Battlefield 1943 may be simplified - three maps, three classes, one objective - but the key word is accessibility, not casual. There's a tutorial this time - the first in the series, rather unbelievably - that introduces you to the concepts offline and then lets you practice in planes and tanks unmolested by hostiles. There are facilities for private matches, clans and squads, and there are levelling and reward systems (Achievements/Trophies and a broader range of honours beyond that, although no unlocks), but for the majority of people approaching the game from scratch, it's a one-click process to start playing, and it's not difficult to understand what's going on. You pick an infantryman, rifleman or scout class and then choose where to spawn. But it's still Battlefield, and it still punishes you for pratting around.

There are five control points on each map, like the one we're seeing today - Iwo Jima, after last month's reintroduction to Wake Island - and the European press gathered at DICE's wind-battered Stockholm headquarters have more difficulty negotiating the keycard door to the balcony than they do contesting the territory on the second map's thin, turbulent sliver of Ogasawara. Fighting seesaws between an airstrip at one end through trenches and over grassy hills past a lighthouse to higher ground at the other, and while all the vehicles are present and correct, it's an infantry war; automatic weapons, bazookas, sniper rifles, pistols and - gloriously - katanas doing the best of the killing.
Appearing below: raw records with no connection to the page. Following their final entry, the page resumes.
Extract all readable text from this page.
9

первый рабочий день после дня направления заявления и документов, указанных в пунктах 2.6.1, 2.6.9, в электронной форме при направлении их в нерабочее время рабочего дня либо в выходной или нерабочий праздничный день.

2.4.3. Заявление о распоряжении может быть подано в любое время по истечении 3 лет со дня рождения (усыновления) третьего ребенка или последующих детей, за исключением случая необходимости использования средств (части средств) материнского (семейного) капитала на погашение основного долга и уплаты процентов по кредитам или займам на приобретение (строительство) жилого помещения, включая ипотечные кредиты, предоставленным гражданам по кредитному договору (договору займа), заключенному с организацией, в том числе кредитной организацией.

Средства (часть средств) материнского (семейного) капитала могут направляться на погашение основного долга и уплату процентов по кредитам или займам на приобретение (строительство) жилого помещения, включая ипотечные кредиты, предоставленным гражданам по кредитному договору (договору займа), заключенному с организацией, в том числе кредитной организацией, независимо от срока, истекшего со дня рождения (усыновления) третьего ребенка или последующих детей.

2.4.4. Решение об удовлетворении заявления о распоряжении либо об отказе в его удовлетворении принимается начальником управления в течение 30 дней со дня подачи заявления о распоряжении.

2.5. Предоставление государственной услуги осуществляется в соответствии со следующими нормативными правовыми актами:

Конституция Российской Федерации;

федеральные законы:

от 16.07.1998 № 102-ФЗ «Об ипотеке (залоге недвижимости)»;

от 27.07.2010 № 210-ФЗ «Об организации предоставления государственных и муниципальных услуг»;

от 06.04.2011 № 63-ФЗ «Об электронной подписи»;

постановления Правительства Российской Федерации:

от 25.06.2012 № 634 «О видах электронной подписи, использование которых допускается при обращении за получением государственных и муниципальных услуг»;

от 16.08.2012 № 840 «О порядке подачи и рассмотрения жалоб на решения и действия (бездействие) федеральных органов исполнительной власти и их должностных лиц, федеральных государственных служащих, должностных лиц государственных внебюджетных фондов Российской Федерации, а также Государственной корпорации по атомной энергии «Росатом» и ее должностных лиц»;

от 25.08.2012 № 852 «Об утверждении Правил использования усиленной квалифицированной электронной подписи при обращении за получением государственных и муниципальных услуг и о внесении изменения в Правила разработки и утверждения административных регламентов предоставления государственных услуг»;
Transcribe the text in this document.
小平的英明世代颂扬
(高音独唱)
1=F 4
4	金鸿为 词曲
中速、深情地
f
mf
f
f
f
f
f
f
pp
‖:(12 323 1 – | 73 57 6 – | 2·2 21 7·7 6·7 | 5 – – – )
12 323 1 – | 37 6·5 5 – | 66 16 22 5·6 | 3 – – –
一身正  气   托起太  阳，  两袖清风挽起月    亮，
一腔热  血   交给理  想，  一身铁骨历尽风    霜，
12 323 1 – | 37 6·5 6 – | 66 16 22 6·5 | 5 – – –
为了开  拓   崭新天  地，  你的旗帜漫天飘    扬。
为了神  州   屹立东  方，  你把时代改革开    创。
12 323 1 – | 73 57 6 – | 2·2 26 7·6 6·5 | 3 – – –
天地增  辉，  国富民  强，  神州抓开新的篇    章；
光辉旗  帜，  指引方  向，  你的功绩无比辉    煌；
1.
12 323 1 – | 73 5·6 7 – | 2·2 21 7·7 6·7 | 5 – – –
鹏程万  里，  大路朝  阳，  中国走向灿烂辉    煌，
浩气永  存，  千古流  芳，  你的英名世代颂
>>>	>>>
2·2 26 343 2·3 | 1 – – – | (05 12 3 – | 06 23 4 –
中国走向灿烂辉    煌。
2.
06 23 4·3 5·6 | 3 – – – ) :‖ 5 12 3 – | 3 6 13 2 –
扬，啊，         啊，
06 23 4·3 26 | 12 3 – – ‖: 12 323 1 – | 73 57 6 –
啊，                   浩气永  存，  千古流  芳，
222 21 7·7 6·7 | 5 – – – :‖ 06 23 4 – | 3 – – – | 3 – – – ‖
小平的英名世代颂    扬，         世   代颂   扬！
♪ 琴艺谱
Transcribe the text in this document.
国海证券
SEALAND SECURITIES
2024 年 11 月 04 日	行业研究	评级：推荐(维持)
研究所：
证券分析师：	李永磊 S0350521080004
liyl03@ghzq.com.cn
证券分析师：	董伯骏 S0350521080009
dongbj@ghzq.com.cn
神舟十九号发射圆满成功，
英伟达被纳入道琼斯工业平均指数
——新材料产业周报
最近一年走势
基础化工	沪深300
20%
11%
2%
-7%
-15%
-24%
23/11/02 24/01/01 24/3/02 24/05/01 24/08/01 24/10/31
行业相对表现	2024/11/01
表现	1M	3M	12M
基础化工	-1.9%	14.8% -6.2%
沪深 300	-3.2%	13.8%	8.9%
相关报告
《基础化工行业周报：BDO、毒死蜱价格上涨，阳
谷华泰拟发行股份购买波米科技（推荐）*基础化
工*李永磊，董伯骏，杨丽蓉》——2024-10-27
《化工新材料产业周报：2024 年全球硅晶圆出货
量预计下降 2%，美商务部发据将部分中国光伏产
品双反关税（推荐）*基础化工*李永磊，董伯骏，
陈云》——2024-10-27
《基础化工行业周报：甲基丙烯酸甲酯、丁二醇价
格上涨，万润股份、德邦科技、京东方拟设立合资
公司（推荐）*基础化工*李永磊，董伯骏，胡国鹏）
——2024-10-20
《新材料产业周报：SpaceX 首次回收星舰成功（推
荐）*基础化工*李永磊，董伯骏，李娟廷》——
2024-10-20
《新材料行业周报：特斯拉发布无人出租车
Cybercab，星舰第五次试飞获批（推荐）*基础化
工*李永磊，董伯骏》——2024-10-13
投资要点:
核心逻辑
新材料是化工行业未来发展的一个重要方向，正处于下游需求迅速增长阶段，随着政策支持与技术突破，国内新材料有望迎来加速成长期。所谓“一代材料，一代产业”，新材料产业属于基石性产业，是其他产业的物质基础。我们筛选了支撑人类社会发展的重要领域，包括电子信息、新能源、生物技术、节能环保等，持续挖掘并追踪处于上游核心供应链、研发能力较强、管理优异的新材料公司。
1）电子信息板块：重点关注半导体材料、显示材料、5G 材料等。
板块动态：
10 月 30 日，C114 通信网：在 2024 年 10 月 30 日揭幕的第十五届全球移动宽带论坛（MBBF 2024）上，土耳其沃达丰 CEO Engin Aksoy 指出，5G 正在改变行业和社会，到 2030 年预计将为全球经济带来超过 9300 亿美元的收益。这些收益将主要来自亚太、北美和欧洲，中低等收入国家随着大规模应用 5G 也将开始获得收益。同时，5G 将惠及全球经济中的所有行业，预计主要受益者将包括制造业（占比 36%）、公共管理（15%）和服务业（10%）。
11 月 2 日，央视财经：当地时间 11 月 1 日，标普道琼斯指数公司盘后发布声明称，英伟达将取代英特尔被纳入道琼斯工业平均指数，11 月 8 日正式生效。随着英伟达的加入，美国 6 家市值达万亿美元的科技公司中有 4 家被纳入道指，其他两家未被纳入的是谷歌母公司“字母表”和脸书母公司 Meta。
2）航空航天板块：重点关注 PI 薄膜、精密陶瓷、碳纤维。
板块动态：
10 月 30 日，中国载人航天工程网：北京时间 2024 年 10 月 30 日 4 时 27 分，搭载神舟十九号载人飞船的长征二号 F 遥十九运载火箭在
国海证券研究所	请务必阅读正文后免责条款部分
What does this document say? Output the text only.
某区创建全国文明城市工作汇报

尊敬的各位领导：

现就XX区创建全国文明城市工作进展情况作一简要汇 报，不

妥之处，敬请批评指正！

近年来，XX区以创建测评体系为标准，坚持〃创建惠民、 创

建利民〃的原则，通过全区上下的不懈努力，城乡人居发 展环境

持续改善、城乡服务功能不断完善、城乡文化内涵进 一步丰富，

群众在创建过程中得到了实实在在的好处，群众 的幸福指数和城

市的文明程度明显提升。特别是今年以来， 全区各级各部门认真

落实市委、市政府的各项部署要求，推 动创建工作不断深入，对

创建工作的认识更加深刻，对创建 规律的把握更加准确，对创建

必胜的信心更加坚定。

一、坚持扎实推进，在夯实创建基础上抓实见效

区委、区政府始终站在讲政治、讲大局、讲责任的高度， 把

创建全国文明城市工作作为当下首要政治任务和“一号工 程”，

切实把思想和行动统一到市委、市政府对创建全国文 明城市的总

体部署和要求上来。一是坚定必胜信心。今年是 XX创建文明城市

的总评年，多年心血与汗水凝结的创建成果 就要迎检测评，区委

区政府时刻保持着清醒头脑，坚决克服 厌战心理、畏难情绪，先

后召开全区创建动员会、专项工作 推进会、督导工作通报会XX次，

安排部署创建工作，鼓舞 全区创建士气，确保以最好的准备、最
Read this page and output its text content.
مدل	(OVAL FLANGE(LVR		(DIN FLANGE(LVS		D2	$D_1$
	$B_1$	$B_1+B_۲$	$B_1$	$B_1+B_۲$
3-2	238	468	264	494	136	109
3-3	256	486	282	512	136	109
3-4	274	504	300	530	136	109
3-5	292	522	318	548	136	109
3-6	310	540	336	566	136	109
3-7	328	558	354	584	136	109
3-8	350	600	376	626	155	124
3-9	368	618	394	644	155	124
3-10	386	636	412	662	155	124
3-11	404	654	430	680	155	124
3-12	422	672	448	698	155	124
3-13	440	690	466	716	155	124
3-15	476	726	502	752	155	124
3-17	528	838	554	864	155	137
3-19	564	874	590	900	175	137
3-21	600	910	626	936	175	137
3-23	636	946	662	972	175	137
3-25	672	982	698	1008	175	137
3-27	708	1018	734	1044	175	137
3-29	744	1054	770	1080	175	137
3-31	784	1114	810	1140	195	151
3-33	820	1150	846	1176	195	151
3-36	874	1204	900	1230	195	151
"We have designed the levels now with 24 in mind, but that's not hard-coded. You can always squeeze in more players," Liu says when we ask about the PC version.

Yet there really is a lot to it, just as there should be, and it's been tweaked smartly. Snipers blink - a well-judged stab of disorientation - into their telescopic sights and trace anyone daft enough to wander around out of cover; bazookas eviscerate the arrogant tanks; and the new bomber wings are repelled by anti-aircraft fire (another clever bit of balancing - rather than an unavoidable artillery strike, when a bombing run is called in from a special shack the team in the crosshairs now has a slim chance of repelling the onslaught).

DICE has played around with these maps, despite their heritage, and the results appeal to old and new. Senior producer Patrick Liu tells me that the small team deliberately reorganised them symmetrically. "Wake Island used to be one team defending the island and the other team attacking it. Now we've made it so there are two carriers and both teams are attacking the island, just to make things fair. Otherwise, for a total newb, it's extremely hard to get into asymmetric gameplay."

There's also a squad command system, similar to Battlefield: Bad Company. Commands are context-sensitive, so if you're staring at an enemy flag and issue an instruction, your comrades are told to attack; if you're staring at your own flag, they're told to defend. You can also spawn next to anyone else in the squad, rather than just the squad leader, so if he's a sniper hiding out in the distance, you can pick someone closer to the action and materialise there.